DEVA Partisi Yerel Yönetimlerden Sorumlu Genel Başkan Yardımcısı Mehmet Emin Ekmen, partinin kurucular kurulu üyelerinden Abdurahim Aksoy ve DEVA Partisi Diyarbakır İl Başkanı Cihan Ülsen, partinin Kürt sorununa bakışı ve çözüm perspektifi konusunda dikkat çeken açıklamalar yaptı.

Parti yöneticileri, Babacan’ın ana dil başta olmak üzere Diyarbakır Kongresi’nde Kürt meselesinde çok net mesajlar verdiğini söylüyorlar.
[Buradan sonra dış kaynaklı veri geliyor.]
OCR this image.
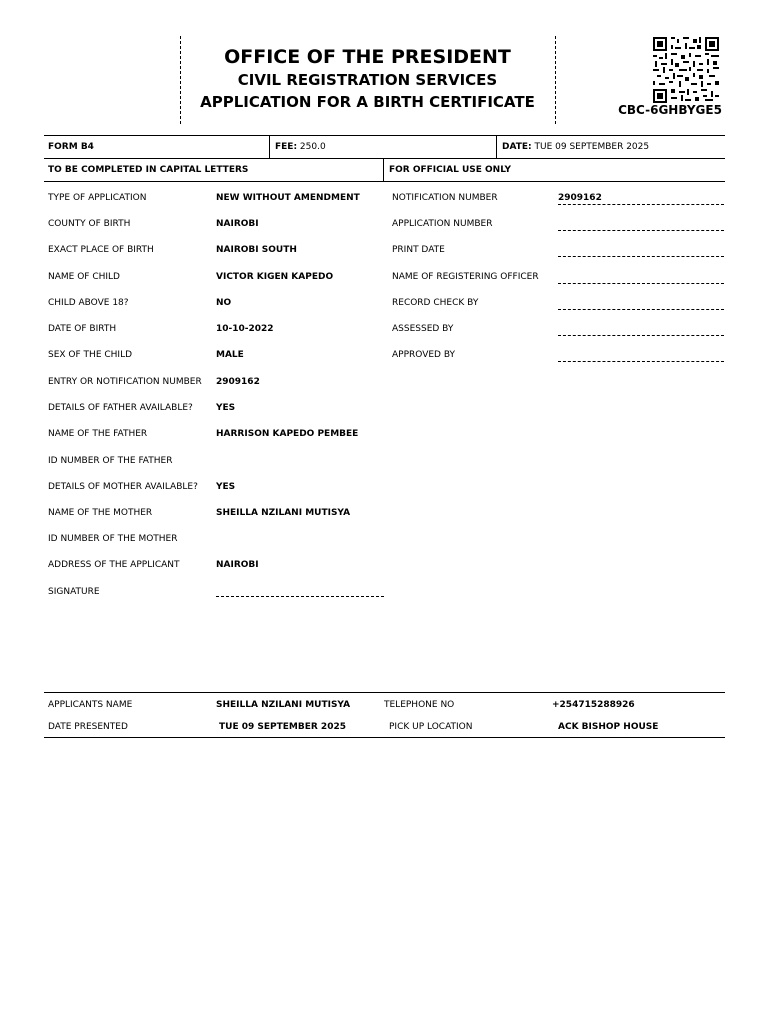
OFFICE OF THE PRESIDENT
CIVIL REGISTRATION SERVICES
APPLICATION FOR A BIRTH CERTIFICATE	CBC-6GHBYGE5
FORM B4	FEE: 250.0	DATE: TUE 09 SEPTEMBER 2025
TO BE COMPLETED IN CAPITAL LETTERS	FOR OFFICIAL USE ONLY
TYPE OF APPLICATION	NEW WITHOUT AMENDMENT
COUNTY OF BIRTH	NAIROBI
EXACT PLACE OF BIRTH	NAIROBI SOUTH
NAME OF CHILD	VICTOR KIGEN KAPEDO
CHILD ABOVE 18?	NO
DATE OF BIRTH	10-10-2022
SEX OF THE CHILD	MALE
ENTRY OR NOTIFICATION NUMBER 2909162
DETAILS OF FATHER AVAILABLE?	YES
NAME OF THE FATHER	HARRISON KAPEDO PEMBEE
ID NUMBER OF THE FATHER
DETAILS OF MOTHER AVAILABLE? YES
NAME OF THE MOTHER	SHEILLA NZILANI MUTISYA
ID NUMBER OF THE MOTHER
ADDRESS OF THE APPLICANT	NAIROBI
SIGNATURE
NOTIFICATION NUMBER	2909162
APPLICATION NUMBER
PRINT DATE
NAME OF REGISTERING OFFICER
RECORD CHECK BY
ASSESSED BY
APPROVED BY
APPLICANTS NAME	SHEILLA NZILANI MUTISYA	TELEPHONE NO	+254715288926
DATE PRESENTED	TUE 09 SEPTEMBER 2025	PICK UP LOCATION	ACK BISHOP HOUSE
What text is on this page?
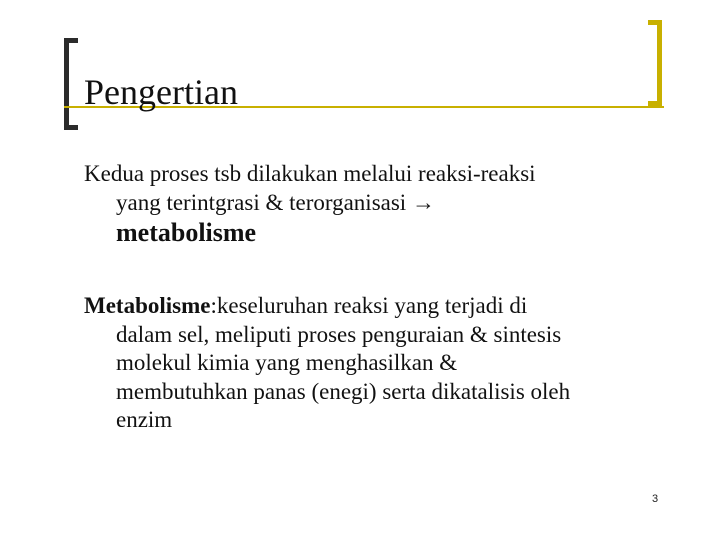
Pengertian

Kedua proses tsb dilakukan melalui reaksi-reaksi
yang terintgrasi & terorganisasi →
metabolisme

Metabolisme:keseluruhan reaksi yang terjadi di
dalam sel, meliputi proses penguraian & sintesis
molekul kimia yang menghasilkan &
membutuhkan panas (enegi) serta dikatalisis oleh
enzim

3
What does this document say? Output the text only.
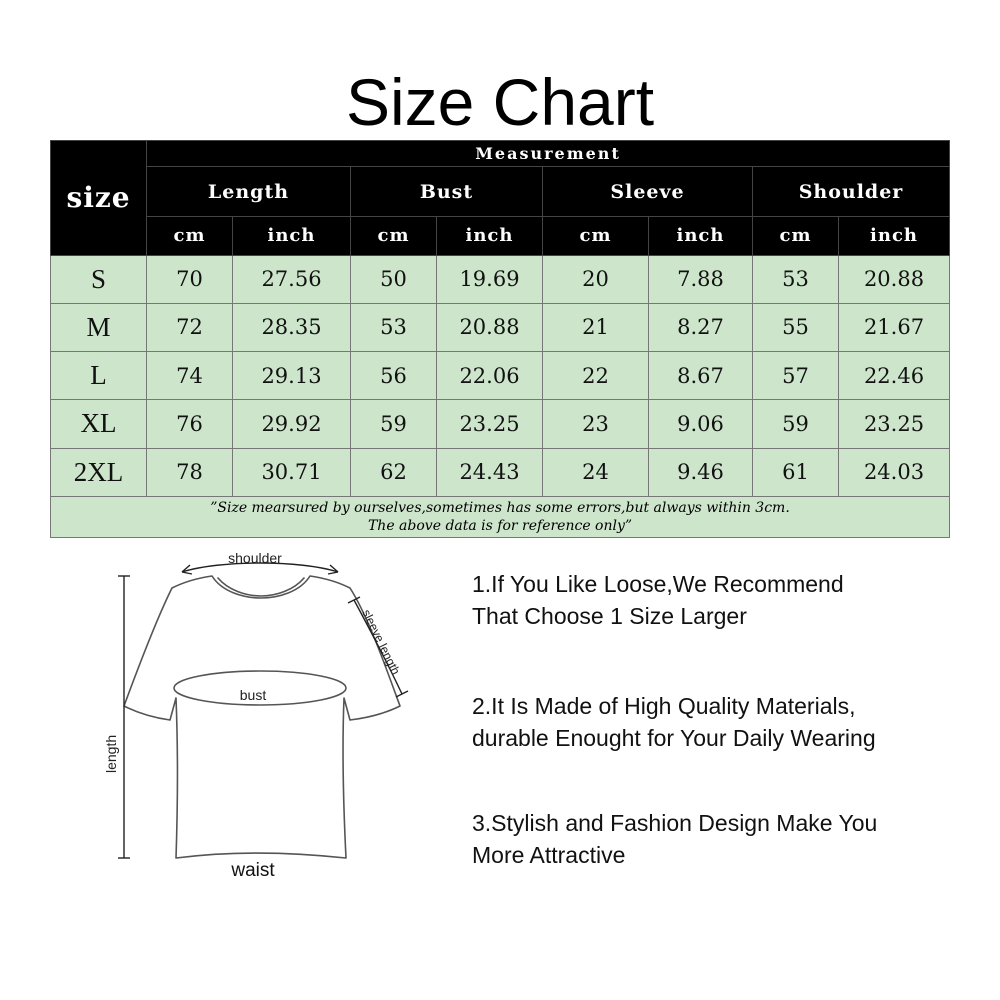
Size Chart
size	Measurement							
	Length		Bust		Sleeve		Shoulder	
	cm	inch	cm	inch	cm	inch	cm	inch
S	70	27.56	50	19.69	20	7.88	53	20.88
M	72	28.35	53	20.88	21	8.27	55	21.67
L	74	29.13	56	22.06	22	8.67	57	22.46
XL	76	29.92	59	23.25	23	9.06	59	23.25
2XL	78	30.71	62	24.43	24	9.46	61	24.03

”Size mearsured by ourselves,sometimes has some errors,but always within 3cm.
The above data is for reference only”								
shoulder
bust
waist
length
sleeve length
1.If You Like Loose,We Recommend
That Choose 1 Size Larger
2.It Is Made of High Quality Materials,
durable Enought for Your Daily Wearing
3.Stylish and Fashion Design Make You
More Attractive
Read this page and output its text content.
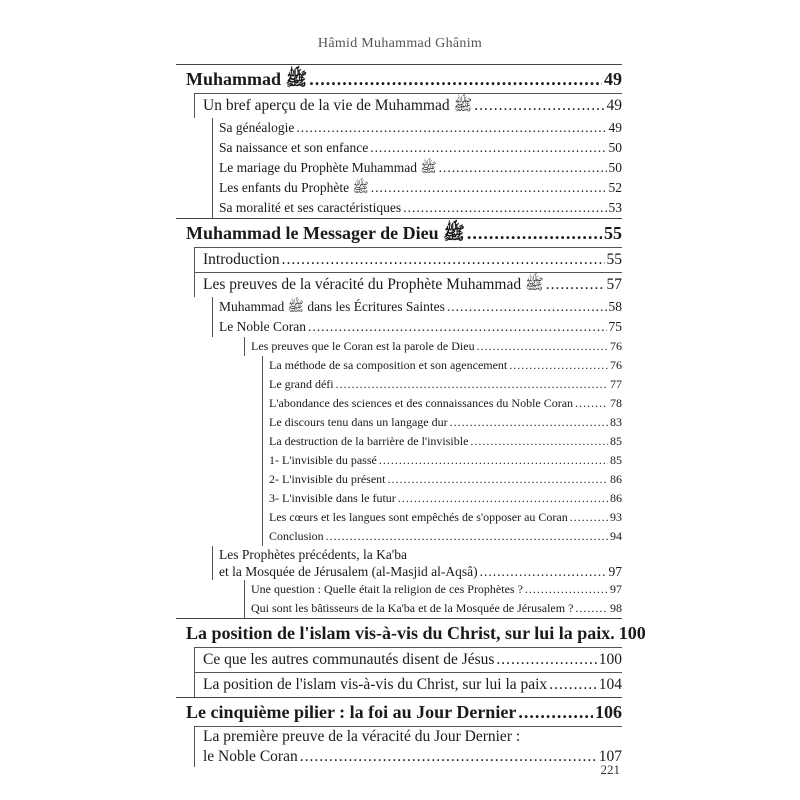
Hâmid Muhammad Ghânim
Muhammad ﷺ .....	49
Un bref aperçu de la vie de Muhammad ﷺ .....	49
Sa généalogie .....	49
Sa naissance et son enfance .....	50
Le mariage du Prophète Muhammad ﷺ .....	50
Les enfants du Prophète ﷺ .....	52
Sa moralité et ses caractéristiques .....	53
Muhammad le Messager de Dieu ﷺ .....	55
Introduction .....	55
Les preuves de la véracité du Prophète Muhammad ﷺ .....	57
Muhammad ﷺ dans les Écritures Saintes .....	58
Le Noble Coran .....	75
Les preuves que le Coran est la parole de Dieu .....	76
La méthode de sa composition et son agencement .....	76
Le grand défi .....	77
L'abondance des sciences et des connaissances du Noble Coran .....	78
Le discours tenu dans un langage dur .....	83
La destruction de la barrière de l'invisible .....	85
1- L'invisible du passé .....	85
2- L'invisible du présent .....	86
3- L'invisible dans le futur .....	86
Les cœurs et les langues sont empêchés de s'opposer au Coran .....	93
Conclusion .....	94
Les Prophètes précédents, la Ka'ba
et la Mosquée de Jérusalem (al-Masjid al-Aqsâ) .....	97
Une question : Quelle était la religion de ces Prophètes ? .....	97
Qui sont les bâtisseurs de la Ka'ba et de la Mosquée de Jérusalem ? .....	98
La position de l'islam vis-à-vis du Christ, sur lui la paix. 100
Ce que les autres communautés disent de Jésus .....	100
La position de l'islam vis-à-vis du Christ, sur lui la paix .....	104
Le cinquième pilier : la foi au Jour Dernier .....	106
La première preuve de la véracité du Jour Dernier :
le Noble Coran .....	107
221
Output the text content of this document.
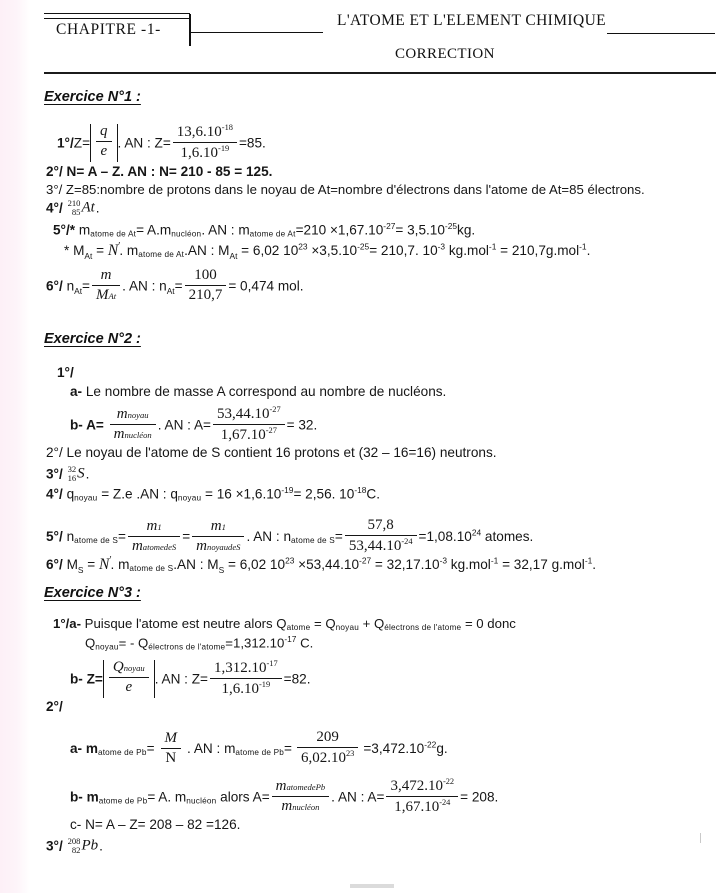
CHAPITRE -1-
L'ATOME ET L'ELEMENT CHIMIQUE
CORRECTION
Exercice N°1 :
$1^\circ/Z= \frac{q}{e}$ . AN : $Z= \frac{13,6.10^{-18}}{1,6.10^{-19}} =85$.
2°/ N= A – Z. AN : N= 210 - 85 = 125.
3°/ Z=85:nombre de protons dans le noyau de At=nombre d'électrons dans l'atome de At=85 électrons.
4°/ 210
85 At.
5°/* matome de At= A.mnucléon. AN : matome de $At=210 \times 1,67.10^{-27}= 3,5.10^{-25}kg$.
* $M_{At} = N$ ′ . matome de At.AN : $M_{At} = 6,02$ $10^{23} \times 3,5.10^{-25}= 210,7$. $10^{-3}$ kg.mol$^{-1}$ = 210,7g.mol$^{-1}$.
6°/ $n_{At}= \frac{m}{\text{MAt}}$ . AN : $n_{At}= \frac{100}{210,7} = 0,474$ mol.
Exercice N°2 :
1°/
a- Le nombre de masse A correspond au nombre de nucléons.
b- $A= \frac{\text{mnoyau}}{\text{mnucléon}}$ . AN : $A= \frac{53,44.10^{-27}}{1,67.10^{-27}} = 32$.
2°/ Le noyau de l'atome de S contient 16 protons et (32 – 16=16) neutrons.
3°/ 32
16 S.
4°/ qnoyau = Z.e .AN : qnoyau = $16 \times 1,6.10^{-19}= 2,56$. $10^{-18}C$.
5°/ natome de $S= \frac{m1}{\text{matomedeS}} = \frac{m1}{\text{mnoyaudeS}}$ . AN : natome de $S= \frac{57,8}{53,44.10^{-24}} =1,08.10^{24}$ atomes.
6°/ $M_S = N$ ′ . matome de S.AN : $M_S = 6,02$ $10^{23} \times 53,44.10^{-27} = 32,17.10^{-3}$ kg.mol$^{-1}$ = 32,17 g.mol$^{-1}$.
Exercice N°3 :
1°/a- Puisque l'atome est neutre alors Qatome = Qnoyau + Qélectrons de l'atome = 0 donc
Qnoyau= - Qélectrons de $l'atome=1,312.10^{-17}$ C.
b- $Z= \frac{\text{Qnoyau}}{e}$ . AN : $Z= \frac{1,312.10^{-17}}{1,6.10^{-19}} =82$.
2°/
a- matome de $Pb= \frac{M}{N}$ . AN : matome de $Pb= \frac{209}{6,02.10^{23}} =3,472.10^{-22}g$.
b- matome de Pb= A. mnucléon alors $A= \frac{\text{matomedePb}}{\text{mnucléon}}$ . AN : $A= \frac{3,472.10^{-22}}{1,67.10^{-24}} = 208$.
c- N= A – Z= 208 – 82 =126.
3°/ 208
82 Pb.
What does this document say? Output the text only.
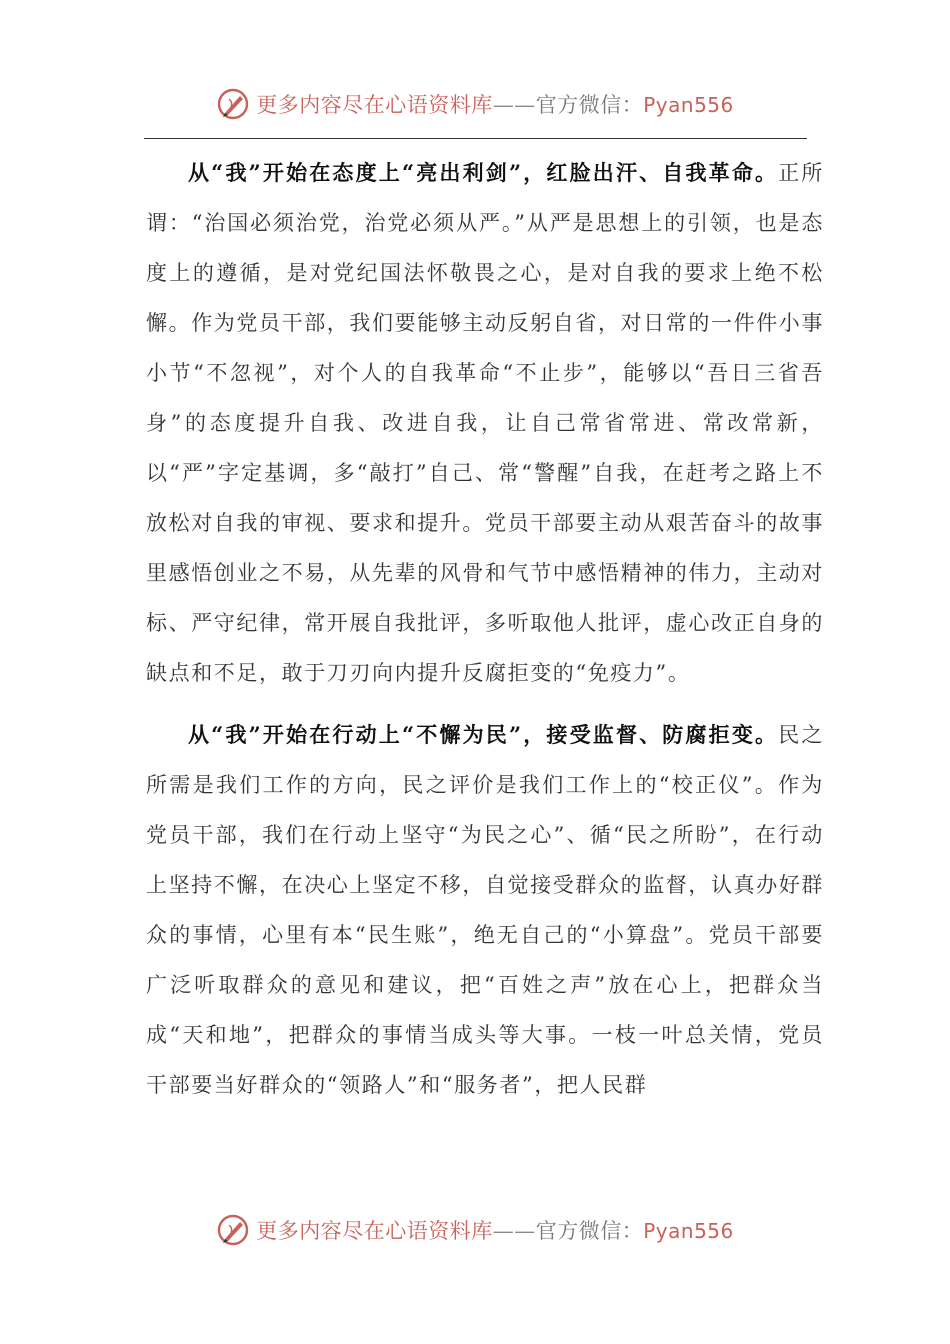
更多内容尽在心语资料库——官方微信：Pyan556

从“我”开始在态度上“亮出利剑”，红脸出汗、自我革命。正所谓：“治国必须治党，治党必须从严。”从严是思想上的引领，也是态度上的遵循，是对党纪国法怀敬畏之心，是对自我的要求上绝不松懈。作为党员干部，我们要能够主动反躬自省，对日常的一件件小事小节“不忽视”，对个人的自我革命“不止步”，能够以“吾日三省吾身”的态度提升自我、改进自我，让自己常省常进、常改常新，以“严”字定基调，多“敲打”自己、常“警醒”自我，在赶考之路上不放松对自我的审视、要求和提升。党员干部要主动从艰苦奋斗的故事里感悟创业之不易，从先辈的风骨和气节中感悟精神的伟力，主动对标、严守纪律，常开展自我批评，多听取他人批评，虚心改正自身的缺点和不足，敢于刀刃向内提升反腐拒变的“免疫力”。

从“我”开始在行动上“不懈为民”，接受监督、防腐拒变。民之所需是我们工作的方向，民之评价是我们工作上的“校正仪”。作为党员干部，我们在行动上坚守“为民之心”、循“民之所盼”，在行动上坚持不懈，在决心上坚定不移，自觉接受群众的监督，认真办好群众的事情，心里有本“民生账”，绝无自己的“小算盘”。党员干部要广泛听取群众的意见和建议，把“百姓之声”放在心上，把群众当成“天和地”，把群众的事情当成头等大事。一枝一叶总关情，党员干部要当好群众的“领路人”和“服务者”，把人民群

更多内容尽在心语资料库——官方微信：Pyan556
Mehmet Emin Ekmen, toplumun bütün kesimlerinin kazandığı ama kimsenin kaybetmediği bir iktidar değişikliği hedeflediklerini belirtiyor ve ekliyor:

“Türkiye’de Kürtlerin insan olmaktan kaynaklanan haklarının yasal ve anayasal zeminde tanınması sorunu var. Bunun herhangi bir pazarlığa, diyaloğa, müzakereye konu olmadan siyasal bir vizyonla tanınması gerektiğine inanıyoruz. Yani bu bir yönetmelik seviyesinde tanınmakla çözülüyorsa. Uygulama seviyesinde bazen bir sorumlu idari siyasinin talimatıyla bazı sorunlar çözülebilir. Bu manada tanıma eksenli bir yaklaşımımız var ve bu tanıma eksenli perspektifimimiz, yaklaşımımız hiçbir zaman siyasi bir pazarlık sürecinin parçası olmayacak. Bu manada değil, çözüm süreci anlamında yürütülen bir çalışma, bir seçim kampanyası anlamında da dahi insanlara sadece bu hakkı tanıyacağımızı vadedebiliriz. Yoksa bu tartışmaların unsuru olarak kabul etmemiz söz konusu değil.”

Çözüm süreci konusunun farklı bir olay olduğunu belirten Ekmen, şunları kaydediyor:

“Yani uluslararası anlamda çatışma çözümü diyebileceğimiz bu sorunun üzerinde öbeklenmiş silahların tasfiyesi anlamına geliyor. 2013 çözüm süreci dillerimizde pelesenk oldu ama AK Parti dahil Türkiye Cumhuriyeti’nde Demirel’den, Erbakan’dan, Özal’dan başlayacak şekilde Genelkurmayın da içinde olduğu 12-13 farklı deneyimden bahsediliyor. Dünyada da değişik örnekleri var. Örneğin Moro sürecinde Türkiye garantör ülkelerden biri. Türkiye farklı silahsızlandırma süreçlerinde devlet olarak da içerisinde yer aldı. Bugüne kadar Türkiye’nin içerde denediği ama başaramadığı örnekler var. Uluslararası örnekler önümüzde.”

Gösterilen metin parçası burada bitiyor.